NAME
    Text::SpeedyFx - tokenize/hash large amount of strings efficiently

VERSION
    version 0.005

SYNOPSIS
        use Data::Dumper;
        use Text::SpeedyFx;

        my $sfx = Text::SpeedyFx->new;

        my $words_bag = $sfx->hash('To be or not to be?');
        print Dumper $words_bag;
        #$VAR1 = {
        #          '1422534433' => '1',
        #          '4120516737' => '2',
        #          '1439817409' => '2',
        #          '3087870273' => '1'
        #        };

        my $feature_vector = $sfx->hash_fv("thats the question", 8);
        print unpack('b*', $feature_vector);
        # 01001000

DESCRIPTION
    XS implementation of a very fast combined parser/hasher which works well
    on a variety of *bag-of-word* problems.

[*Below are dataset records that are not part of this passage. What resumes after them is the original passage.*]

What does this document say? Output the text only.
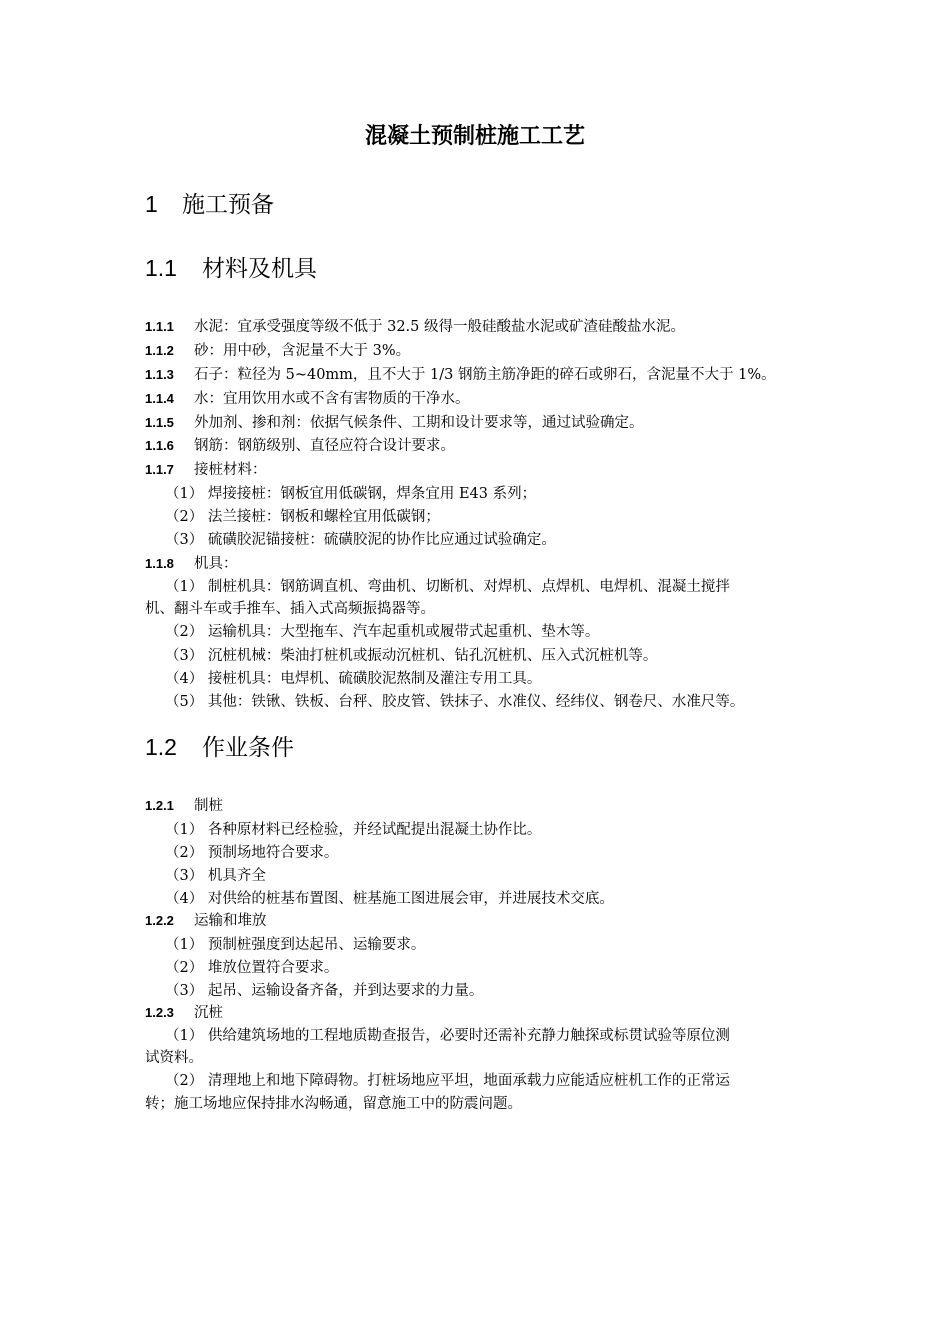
混凝土预制桩施工工艺
1 施工预备
1.1 材料及机具
1.1.1 水泥：宜承受强度等级不低于 32.5 级得一般硅酸盐水泥或矿渣硅酸盐水泥。
1.1.2 砂：用中砂，含泥量不大于 3%。
1.1.3 石子：粒径为 5~40mm，且不大于 1/3 钢筋主筋净距的碎石或卵石，含泥量不大于 1%。
1.1.4 水：宜用饮用水或不含有害物质的干净水。
1.1.5 外加剂、掺和剂：依据气候条件、工期和设计要求等，通过试验确定。
1.1.6 钢筋：钢筋级别、直径应符合设计要求。
1.1.7 接桩材料：
（1） 焊接接桩：钢板宜用低碳钢，焊条宜用 E43 系列；
（2） 法兰接桩：钢板和螺栓宜用低碳钢；
（3） 硫磺胶泥锚接桩：硫磺胶泥的协作比应通过试验确定。
1.1.8 机具：
（1） 制桩机具：钢筋调直机、弯曲机、切断机、对焊机、点焊机、电焊机、混凝土搅拌
机、翻斗车或手推车、插入式高频振捣器等。
（2） 运输机具：大型拖车、汽车起重机或履带式起重机、垫木等。
（3） 沉桩机械：柴油打桩机或振动沉桩机、钻孔沉桩机、压入式沉桩机等。
（4） 接桩机具：电焊机、硫磺胶泥熬制及灌注专用工具。
（5） 其他：铁锹、铁板、台秤、胶皮管、铁抹子、水准仪、经纬仪、钢卷尺、水准尺等。
1.2 作业条件
1.2.1 制桩
（1） 各种原材料已经检验，并经试配提出混凝土协作比。
（2） 预制场地符合要求。
（3） 机具齐全
（4） 对供给的桩基布置图、桩基施工图进展会审，并进展技术交底。
1.2.2 运输和堆放
（1） 预制桩强度到达起吊、运输要求。
（2） 堆放位置符合要求。
（3） 起吊、运输设备齐备，并到达要求的力量。
1.2.3 沉桩
（1） 供给建筑场地的工程地质勘查报告，必要时还需补充静力触探或标贯试验等原位测
试资料。
（2） 清理地上和地下障碍物。打桩场地应平坦，地面承载力应能适应桩机工作的正常运
转；施工场地应保持排水沟畅通，留意施工中的防震问题。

    Original implementation
    <http://www.hpl.hp.com/techreports/2008/HPL-2008-91R1.pdf> is in Java
    and was adapted for a better Unicode compliance.

METHODS
  new([$seed])
    Initialize parser/hasher, optionally using a specified $seed (default:
    1).

  hash($string)
    Parses $string and returns a hash reference where keys are the hashed
    tokens and values are their respective count. Note that this is the
    slowest form due to the (computational) complexity of the Perl hash
    structure itself: "hash_fv()" is 147% faster, while "hash_min()" is 175%
    faster.

  hash_fv($string, $n)
    Parses $string and returns a feature vector (string of bits) with length
    $n. $n is supposed to be a multiplier of 8, as the length of the
    resulting feature vector is "ceil($n / 8)". Feature vector format can be
    useful in Bloom filter <http://en.wikipedia.org/wiki/Bloom_filter>
    implementation, for instance.

  hash_min($string)
    Parses $string and returns the hash with the lowest value. Useful in
    MinHash <http://en.wikipedia.org/wiki/MinHash> implementation. See also
    the included minhash_cmp utility.

REFERENCES
    *   Extremely Fast Text Feature Extraction for Classification and
        Indexing <http://www.hpl.hp.com/techreports/2008/HPL-2008-91R1.pdf>
        by George Forman <http://www.hpl.hp.com/personal/George_Forman/> and
        Evan Kirshenbaum <http://www.kirshenbaum.net/evan/index.htm>

    *   MinHash — выявляем похожие множества
        <http://habrahabr.ru/post/115147/>

    *   Фильтр Блума <http://habrahabr.ru/post/112069/>

AUTHOR
    Stanislaw Pusep <stas@sysd.org>

COPYRIGHT AND LICENSE
    This software is copyright (c) 2012 by Stanislaw Pusep.

    This is free software; you can redistribute it and/or modify it under
    the same terms as the Perl 5 programming language system itself.